At present, it’s a very bearish alignment of the 20, 50, 100 and 200 — with the SMA10 threatening to roll over. The last time even the 10, 20 and 50 were in perfect alignment and plunged below the 100, the THBJPY dropped 12%. This time, they’re below the 100 and the 200 — which, to my eyes, is rolling over big time.
A similar move would take the pair down near the purple .618 at 2.80. But, of course, it depends on how many fingers the BOJ can come up with. At present, they’re plugging holes in JGBs (witness yesterday’s bought auction of 40 years at 1.75%), USD (another stick save at 1.20 today for USDJPY), bhat, won, ringgit, rupiah, rupee, Thai and Singapore dollars, etc. Debt:GDP was around 244% at YE2013.

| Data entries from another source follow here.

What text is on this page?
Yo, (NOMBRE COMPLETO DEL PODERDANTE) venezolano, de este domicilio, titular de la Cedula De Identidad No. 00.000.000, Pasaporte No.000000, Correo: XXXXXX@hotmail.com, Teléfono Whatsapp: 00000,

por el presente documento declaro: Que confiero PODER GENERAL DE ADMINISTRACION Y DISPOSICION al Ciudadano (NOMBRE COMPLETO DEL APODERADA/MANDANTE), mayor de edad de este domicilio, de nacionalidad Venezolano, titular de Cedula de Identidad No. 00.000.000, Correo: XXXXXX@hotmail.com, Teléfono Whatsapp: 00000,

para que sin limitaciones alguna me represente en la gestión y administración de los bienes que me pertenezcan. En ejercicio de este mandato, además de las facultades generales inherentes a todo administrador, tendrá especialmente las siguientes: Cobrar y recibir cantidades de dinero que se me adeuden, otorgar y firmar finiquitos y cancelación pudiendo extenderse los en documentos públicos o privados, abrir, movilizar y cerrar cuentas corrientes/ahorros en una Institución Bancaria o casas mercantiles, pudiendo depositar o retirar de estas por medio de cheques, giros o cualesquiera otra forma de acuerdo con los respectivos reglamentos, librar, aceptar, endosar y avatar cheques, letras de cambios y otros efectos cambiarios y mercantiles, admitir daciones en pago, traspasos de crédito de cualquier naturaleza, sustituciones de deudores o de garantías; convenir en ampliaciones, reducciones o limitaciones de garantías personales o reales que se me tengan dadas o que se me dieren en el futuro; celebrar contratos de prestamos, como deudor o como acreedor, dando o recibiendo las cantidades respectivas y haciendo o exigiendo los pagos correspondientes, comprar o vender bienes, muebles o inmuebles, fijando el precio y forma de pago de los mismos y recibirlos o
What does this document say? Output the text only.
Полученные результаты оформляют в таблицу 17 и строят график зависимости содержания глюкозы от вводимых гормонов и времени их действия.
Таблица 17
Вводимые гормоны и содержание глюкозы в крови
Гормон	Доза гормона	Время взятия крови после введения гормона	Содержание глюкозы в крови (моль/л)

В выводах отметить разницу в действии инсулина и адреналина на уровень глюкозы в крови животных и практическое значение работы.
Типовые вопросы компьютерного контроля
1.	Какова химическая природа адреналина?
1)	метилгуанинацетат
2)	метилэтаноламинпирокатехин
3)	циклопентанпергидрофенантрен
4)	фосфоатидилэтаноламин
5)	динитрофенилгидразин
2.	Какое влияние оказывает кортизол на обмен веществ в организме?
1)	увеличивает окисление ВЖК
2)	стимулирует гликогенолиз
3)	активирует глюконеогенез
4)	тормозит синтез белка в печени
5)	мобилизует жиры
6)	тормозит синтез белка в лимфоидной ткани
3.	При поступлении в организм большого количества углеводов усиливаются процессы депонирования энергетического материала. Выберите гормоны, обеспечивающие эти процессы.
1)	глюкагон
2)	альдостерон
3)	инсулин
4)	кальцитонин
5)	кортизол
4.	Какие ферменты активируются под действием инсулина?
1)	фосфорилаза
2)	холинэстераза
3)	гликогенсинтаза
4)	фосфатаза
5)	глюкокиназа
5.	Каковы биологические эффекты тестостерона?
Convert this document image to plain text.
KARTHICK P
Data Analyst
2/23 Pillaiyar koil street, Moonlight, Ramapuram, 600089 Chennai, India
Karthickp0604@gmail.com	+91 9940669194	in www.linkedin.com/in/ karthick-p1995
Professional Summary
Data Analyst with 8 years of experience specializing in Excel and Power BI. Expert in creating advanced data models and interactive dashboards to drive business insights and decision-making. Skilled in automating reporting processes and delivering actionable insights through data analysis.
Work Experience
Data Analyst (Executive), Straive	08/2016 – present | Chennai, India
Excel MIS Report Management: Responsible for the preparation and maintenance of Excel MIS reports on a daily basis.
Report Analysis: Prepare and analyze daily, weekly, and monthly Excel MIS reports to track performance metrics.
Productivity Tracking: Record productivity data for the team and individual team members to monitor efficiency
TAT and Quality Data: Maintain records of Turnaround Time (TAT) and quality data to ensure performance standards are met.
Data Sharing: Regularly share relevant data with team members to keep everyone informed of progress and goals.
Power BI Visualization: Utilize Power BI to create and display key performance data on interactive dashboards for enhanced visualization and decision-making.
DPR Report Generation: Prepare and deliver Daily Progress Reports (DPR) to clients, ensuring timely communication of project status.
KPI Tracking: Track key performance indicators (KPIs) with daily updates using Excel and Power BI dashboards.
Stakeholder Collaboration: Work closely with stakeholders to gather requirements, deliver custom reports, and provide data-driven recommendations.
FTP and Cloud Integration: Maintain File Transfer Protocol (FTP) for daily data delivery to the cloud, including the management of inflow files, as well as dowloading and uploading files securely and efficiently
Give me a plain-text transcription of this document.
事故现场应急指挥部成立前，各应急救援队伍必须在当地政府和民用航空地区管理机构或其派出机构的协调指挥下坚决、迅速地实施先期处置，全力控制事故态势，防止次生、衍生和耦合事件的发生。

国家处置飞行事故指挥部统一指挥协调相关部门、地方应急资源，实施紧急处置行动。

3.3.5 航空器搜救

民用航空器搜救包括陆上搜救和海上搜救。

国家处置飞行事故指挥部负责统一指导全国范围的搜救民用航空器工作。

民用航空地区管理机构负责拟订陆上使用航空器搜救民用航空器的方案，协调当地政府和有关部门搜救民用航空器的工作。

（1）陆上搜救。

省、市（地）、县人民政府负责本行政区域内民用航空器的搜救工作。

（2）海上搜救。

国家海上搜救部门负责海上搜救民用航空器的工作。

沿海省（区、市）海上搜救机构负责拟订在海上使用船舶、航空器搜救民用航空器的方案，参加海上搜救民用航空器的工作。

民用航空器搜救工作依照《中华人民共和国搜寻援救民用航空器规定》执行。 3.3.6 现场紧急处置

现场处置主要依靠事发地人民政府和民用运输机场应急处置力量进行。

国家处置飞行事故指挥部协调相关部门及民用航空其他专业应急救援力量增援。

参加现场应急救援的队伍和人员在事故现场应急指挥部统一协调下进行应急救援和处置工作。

While Abe is doing all he can to trash the yen, events around the world are conspiring against him. All those yen he created flooded into other economies, which are now rolling over (Thailand, Singapore, Philippines, etc.) As risks elsewhere rise, that hot money flows back into the yen — now a safe haven.yen
The afore-mentioned euro weakness will add to the challenge — as will the Chinese recent decision to join the beggar-thy-neighbor game. Remember, China and Japan are each other’s biggest trading partners. As the Renminbi slumps, it will also pressure the yen higher.